There are essentially two volumes to The Decemberists’ on-going story. The first extends from the band’s inception up through The Hazards of Love, an era of concept records characterized by depressed balladry in 10-minute-plus runtimes and instrumentals. In stark contrast, the second volume starts sometime in the 2010s, when Decemberists frontman Colin Meloy largely abandoned excessive instrumentation in exchange for swifter satisfaction. This was spearheaded by the rootsy The King Is Dead, a Billboard chart-topper and the most commercially successful Decemberists record to date. On their seventh long player, What a Terrible World, What a Beautiful World (Capitol), the Portland troupe fleshes out this new style and emphasizes the folk of this exploration of the indie-folk tradition. But it’s questionable whether that was for the best.
The newer fraction of The Decemberists’ songbook seems regressive in its compositional concision. This can be attributed to a shift in focal point; What a Terrible World’s songs inhabit a space of deep introspection and personal experience as opposed to the referential bard’s tales of the past. In just scraping the surface, we have a documentation of teen aspiration “to see a naked girl” on “Philomena,” and for parents, the sarcastic, pub chant of “Better Not Wake the Baby.” Other songs can be viewed on a grander scale. “12/17/12,” a song written about the Sandy Hook shootings, sees Meloy lamenting the atrocity while acknowledging the beauty in his own world, while album closer “A Beginning Song” is an anthemic, heard-it-before piece of brighter days ahead optimism.

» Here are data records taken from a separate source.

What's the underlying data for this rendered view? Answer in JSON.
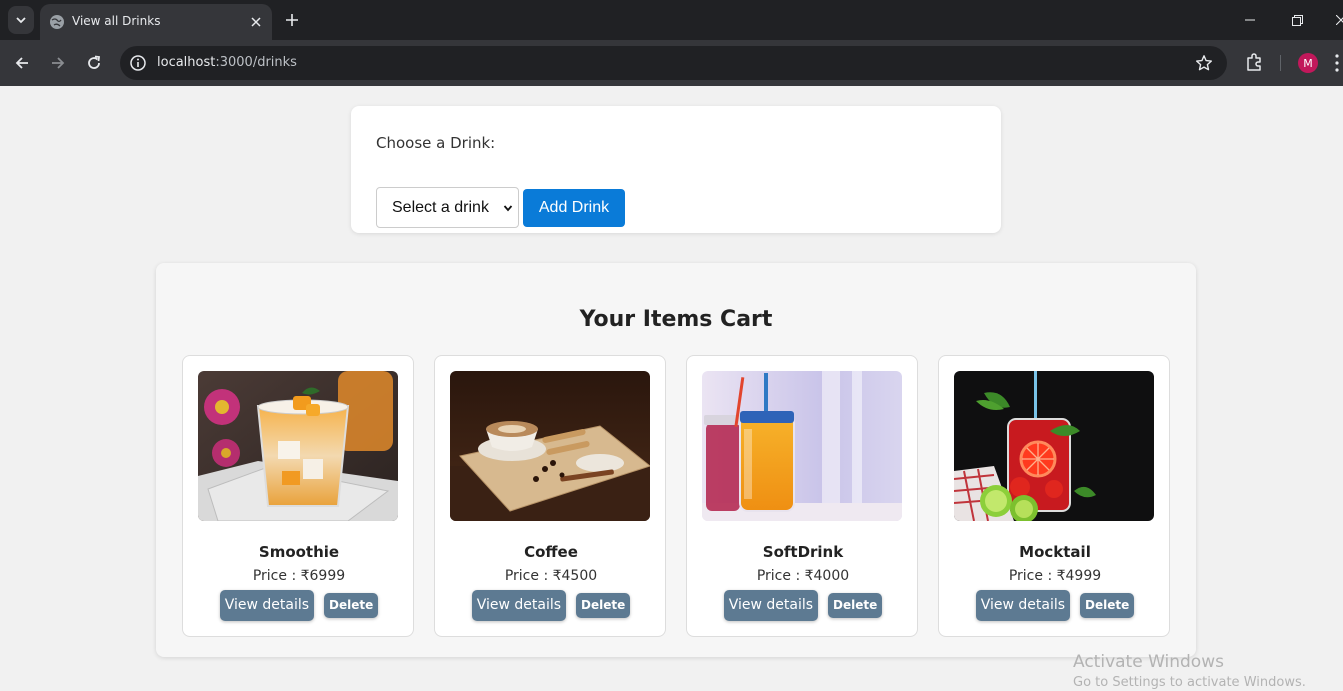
{
  "browser": {
    "tab_title": "View all Drinks",
    "url_host": "localhost",
    "url_path": ":3000/drinks",
    "profile_initial": "M"
  },
  "chooser": {
    "label": "Choose a Drink:",
    "select_value": "Select a drink",
    "add_button": "Add Drink"
  },
  "cart": {
    "title": "Your Items Cart",
    "items": [
      {
        "name": "Smoothie",
        "price": "Price : ₹6999",
        "view_label": "View details",
        "delete_label": "Delete",
        "image": "smoothie-photo"
      },
      {
        "name": "Coffee",
        "price": "Price : ₹4500",
        "view_label": "View details",
        "delete_label": "Delete",
        "image": "coffee-photo"
      },
      {
        "name": "SoftDrink",
        "price": "Price : ₹4000",
        "view_label": "View details",
        "delete_label": "Delete",
        "image": "softdrink-photo"
      },
      {
        "name": "Mocktail",
        "price": "Price : ₹4999",
        "view_label": "View details",
        "delete_label": "Delete",
        "image": "mocktail-photo"
      }
    ]
  },
  "watermark": {
    "title": "Activate Windows",
    "subtitle": "Go to Settings to activate Windows."
  },
  "colors": {
    "accent": "#0a7bd8",
    "card_button": "#5d7a92",
    "page_bg": "#f1f1f1"
  }
}
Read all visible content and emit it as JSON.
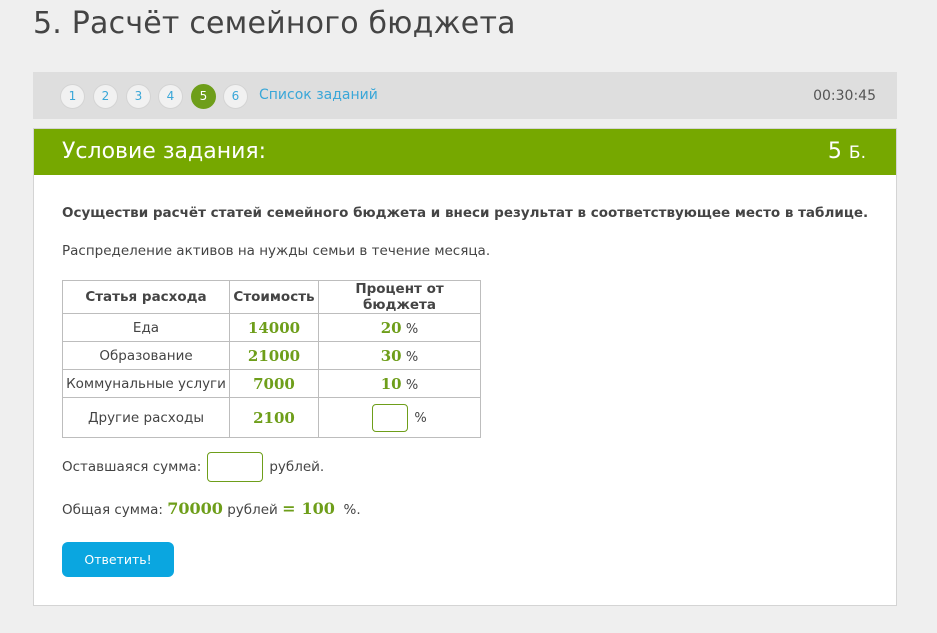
{
  "page_title": "5. Расчёт семейного бюджета",
  "nav": {
    "numbers": [
      "1",
      "2",
      "3",
      "4",
      "5",
      "6"
    ],
    "active_index": 4,
    "task_list_label": "Список заданий",
    "timer": "00:30:45"
  },
  "task": {
    "header_title": "Условие задания:",
    "points_value": "5",
    "points_unit": "Б.",
    "question": "Осуществи расчёт статей семейного бюджета и внеси результат в соответствующее место в таблице.",
    "subtitle": "Распределение активов на нужды семьи в течение месяца.",
    "table": {
      "headers": [
        "Статья расхода",
        "Стоимость",
        "Процент от бюджета"
      ],
      "rows": [
        {
          "item": "Еда",
          "cost": "14000",
          "percent": "20"
        },
        {
          "item": "Образование",
          "cost": "21000",
          "percent": "30"
        },
        {
          "item": "Коммунальные услуги",
          "cost": "7000",
          "percent": "10"
        },
        {
          "item": "Другие расходы",
          "cost": "2100",
          "percent": ""
        }
      ],
      "percent_sign": "%"
    },
    "remaining_label": "Оставшаяся сумма:",
    "remaining_unit": "рублей.",
    "remaining_value": "",
    "total_label": "Общая сумма: ",
    "total_value": "70000",
    "total_unit": " рублей ",
    "total_equals": "=",
    "total_percent": "100",
    "total_percent_sign": "  %.",
    "submit_label": "Ответить!"
  },
  "colors": {
    "accent_green": "#76a800",
    "link_blue": "#3aa7d8",
    "button_blue": "#0aa6e0"
  }
}
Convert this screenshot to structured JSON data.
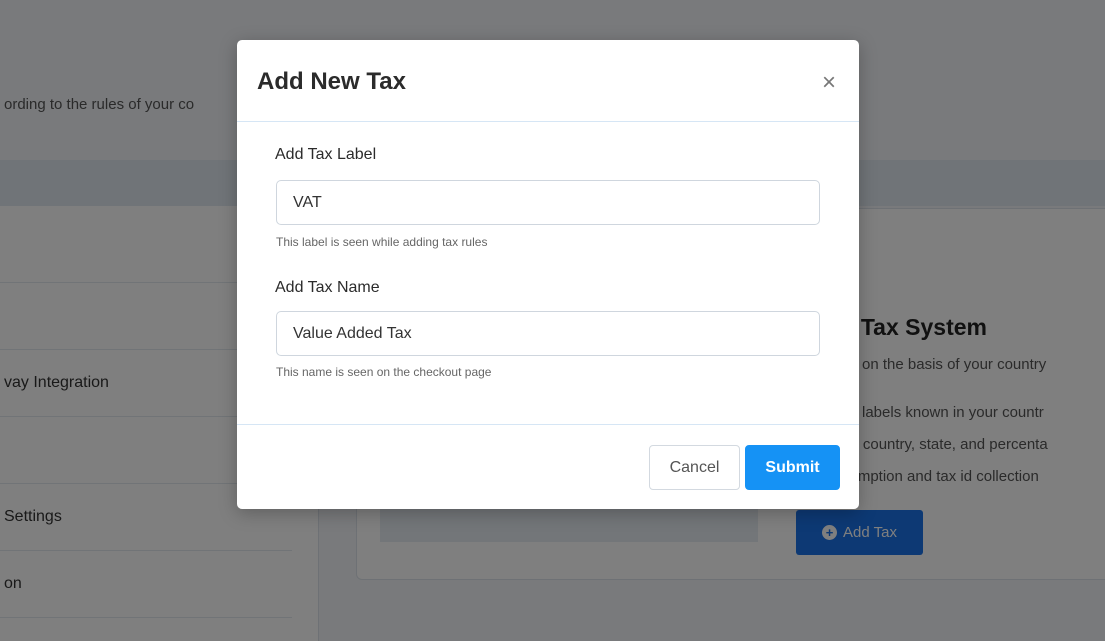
{
  "background": {
    "subtitle": "ording to the rules of your co",
    "sidebar_items": [
      {
        "label": ""
      },
      {
        "label": ""
      },
      {
        "label": "vay Integration"
      },
      {
        "label": ""
      },
      {
        "label": " Settings"
      },
      {
        "label": "on"
      }
    ],
    "content": {
      "heading": "te Tax System",
      "lines": [
        "ax on the basis of your country",
        "ax labels known in your countr",
        "on country, state, and percenta",
        "xemption and tax id collection"
      ],
      "add_tax_label": "Add Tax",
      "add_tax_icon": "plus-circle-icon"
    }
  },
  "modal": {
    "title": "Add New Tax",
    "close_icon": "×",
    "fields": [
      {
        "label": "Add Tax Label",
        "value": "VAT",
        "hint": "This label is seen while adding tax rules"
      },
      {
        "label": "Add Tax Name",
        "value": "Value Added Tax",
        "hint": "This name is seen on the checkout page"
      }
    ],
    "cancel_label": "Cancel",
    "submit_label": "Submit"
  },
  "colors": {
    "primary": "#1592f5",
    "bg_button": "#1a73e8",
    "overlay": "rgba(0,0,0,0.5)"
  }
}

Thanks to Meloy’s unrelenting eloquence and superciliousness, The Decemberists will always be recognizable. However, when it comes to The Decemberists 2.0 making album takeaways, What a Terrible World’s catchiest cuts (namely “The Wrong Year” and lead single “Make You Better”) are relatively unimpressive and unintriguing. Save the low, tender timbre and guitar progression of “Make You Better,” What a Terrible World’s songs as a whole are hardly progressive. This could be because they are not crafted in the lens of an overarching concept (e.g. The Crane Wife’s “O Valencia” or Picaresque’s “16 Military Wives”), or maybe it’s the lack of that pre-2009 baroque sensibility. Regardless, it seems as The Decemberists have aged with their songwriting process, they have become less ambitious.
But any criticism, including all given in this review, is arguably sideswiped by the surprisingly seamless album-opener “The Singer Addresses His Audience,” where Meloy acknowledges their stylistic shift: “We know you threw your around us, in the hopes we wouldn’t change. But we had to change some, you know, to belong to you.” Obviously, The Decemberists are cognizant of their repertoire’s dichotomy just as this critic is, and Meloy doesn’t attempt to make anything more of What a Terrible World than what it is. They belong to us, and perhaps what might appear to be uninspired music is in fact just The Decemberists trying to live on, for better or for worse.